Grow The Tree
Description
Gardener Alexey teaches competitive programming to high school students. To congratulate Alexey on the Teacher's Day, the students have gifted him a collection of wooden sticks, where every stick has an integer length. Now Alexey wants to grow a tree from them.
The tree looks like a polyline on the plane, consisting of all sticks. The polyline starts at the point $(0, 0)$. While constructing the polyline, Alexey will attach sticks to it one by one in arbitrary order. Each stick must be either vertical or horizontal (that is, parallel to $OX$ or $OY$ axis). It is not allowed for two consecutive sticks to be aligned simultaneously horizontally or simultaneously vertically. See the images below for clarification.
Alexey wants to make a polyline in such a way that its end is as far as possible from $(0, 0)$. Please help him to grow the tree this way.
Note that the polyline defining the form of the tree may have self-intersections and self-touches, but it can be proved that the optimal answer does not contain any self-intersections or self-touches.
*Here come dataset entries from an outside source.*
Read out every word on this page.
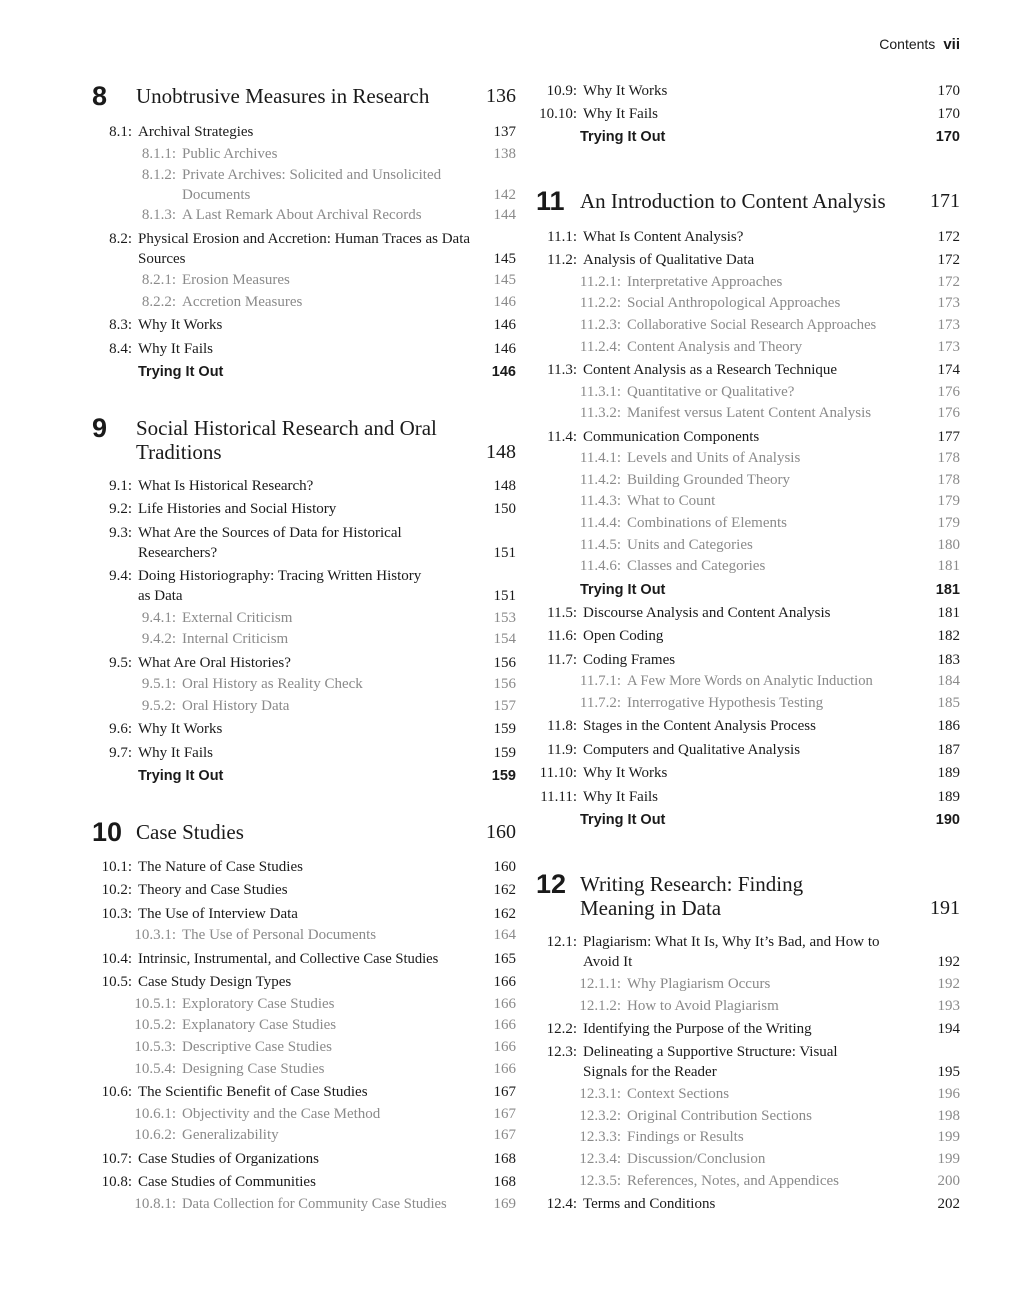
Contents vii
8	Unobtrusive Measures in Research	136
8.1: Archival Strategies	137
8.1.1: Public Archives	138
8.1.2: Private Archives: Solicited and Unsolicited Documents	142
8.1.3: A Last Remark About Archival Records	144
8.2: Physical Erosion and Accretion: Human Traces as Data Sources	145
8.2.1: Erosion Measures	145
8.2.2: Accretion Measures	146
8.3: Why It Works	146
8.4: Why It Fails	146
Trying It Out	146
9	Social Historical Research and Oral Traditions	148
9.1: What Is Historical Research?	148
9.2: Life Histories and Social History	150
9.3: What Are the Sources of Data for Historical Researchers?	151
9.4: Doing Historiography: Tracing Written History as Data	151
9.4.1: External Criticism	153
9.4.2: Internal Criticism	154
9.5: What Are Oral Histories?	156
9.5.1: Oral History as Reality Check	156
9.5.2: Oral History Data	157
9.6: Why It Works	159
9.7: Why It Fails	159
Trying It Out	159
10 Case Studies	160
10.1: The Nature of Case Studies	160
10.2: Theory and Case Studies	162
10.3: The Use of Interview Data	162
10.3.1: The Use of Personal Documents	164
10.4: Intrinsic, Instrumental, and Collective Case Studies	165
10.5: Case Study Design Types	166
10.5.1: Exploratory Case Studies	166
10.5.2: Explanatory Case Studies	166
10.5.3: Descriptive Case Studies	166
10.5.4: Designing Case Studies	166
10.6: The Scientific Benefit of Case Studies	167
10.6.1: Objectivity and the Case Method	167
10.6.2: Generalizability	167
10.7: Case Studies of Organizations	168
10.8: Case Studies of Communities	168
10.8.1: Data Collection for Community Case Studies	169
10.9: Why It Works	170
10.10: Why It Fails	170
Trying It Out	170
11 An Introduction to Content Analysis	171
11.1: What Is Content Analysis?	172
11.2: Analysis of Qualitative Data	172
11.2.1: Interpretative Approaches	172
11.2.2: Social Anthropological Approaches	173
11.2.3: Collaborative Social Research Approaches	173
11.2.4: Content Analysis and Theory	173
11.3: Content Analysis as a Research Technique	174
11.3.1: Quantitative or Qualitative?	176
11.3.2: Manifest versus Latent Content Analysis	176
11.4: Communication Components	177
11.4.1: Levels and Units of Analysis	178
11.4.2: Building Grounded Theory	178
11.4.3: What to Count	179
11.4.4: Combinations of Elements	179
11.4.5: Units and Categories	180
11.4.6: Classes and Categories	181
Trying It Out	181
11.5: Discourse Analysis and Content Analysis	181
11.6: Open Coding	182
11.7: Coding Frames	183
11.7.1: A Few More Words on Analytic Induction	184
11.7.2: Interrogative Hypothesis Testing	185
11.8: Stages in the Content Analysis Process	186
11.9: Computers and Qualitative Analysis	187
11.10: Why It Works	189
11.11: Why It Fails	189
Trying It Out	190
12 Writing Research: Finding Meaning in Data	191
12.1: Plagiarism: What It Is, Why It’s Bad, and How to Avoid It	192
12.1.1: Why Plagiarism Occurs	192
12.1.2: How to Avoid Plagiarism	193
12.2: Identifying the Purpose of the Writing	194
12.3: Delineating a Supportive Structure: Visual Signals for the Reader	195
12.3.1: Context Sections	196
12.3.2: Original Contribution Sections	198
12.3.3: Findings or Results	199
12.3.4: Discussion/Conclusion	199
12.3.5: References, Notes, and Appendices	200
12.4: Terms and Conditions	202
The first line contains an integer $n$ ($1 \le n \le 100\,000$) — the number of sticks Alexey got as a present.
The second line contains $n$ integers $a_1, \ldots, a_n$ ($1 \le a_i \le 10\,000$) — the lengths of the sticks.
Print one integer — the square of the largest possible distance from $(0, 0)$ to the tree end.
Input
The first line contains an integer $n$ ($1 \le n \le 100\,000$) — the number of sticks Alexey got as a present.
The second line contains $n$ integers $a_1, \ldots, a_n$ ($1 \le a_i \le 10\,000$) — the lengths of the sticks.
Output
Print one integer — the square of the largest possible distance from $(0, 0)$ to the tree end.
Samples
3
1 2 3
26
4
1 1 2 2
20
Note
The following pictures show optimal trees for example tests. The squared distance in the first example equals $5 \cdot 5 + 1 \cdot 1 = 26$, and in the second example $4 \cdot 4 + 2 \cdot 2 = 20$.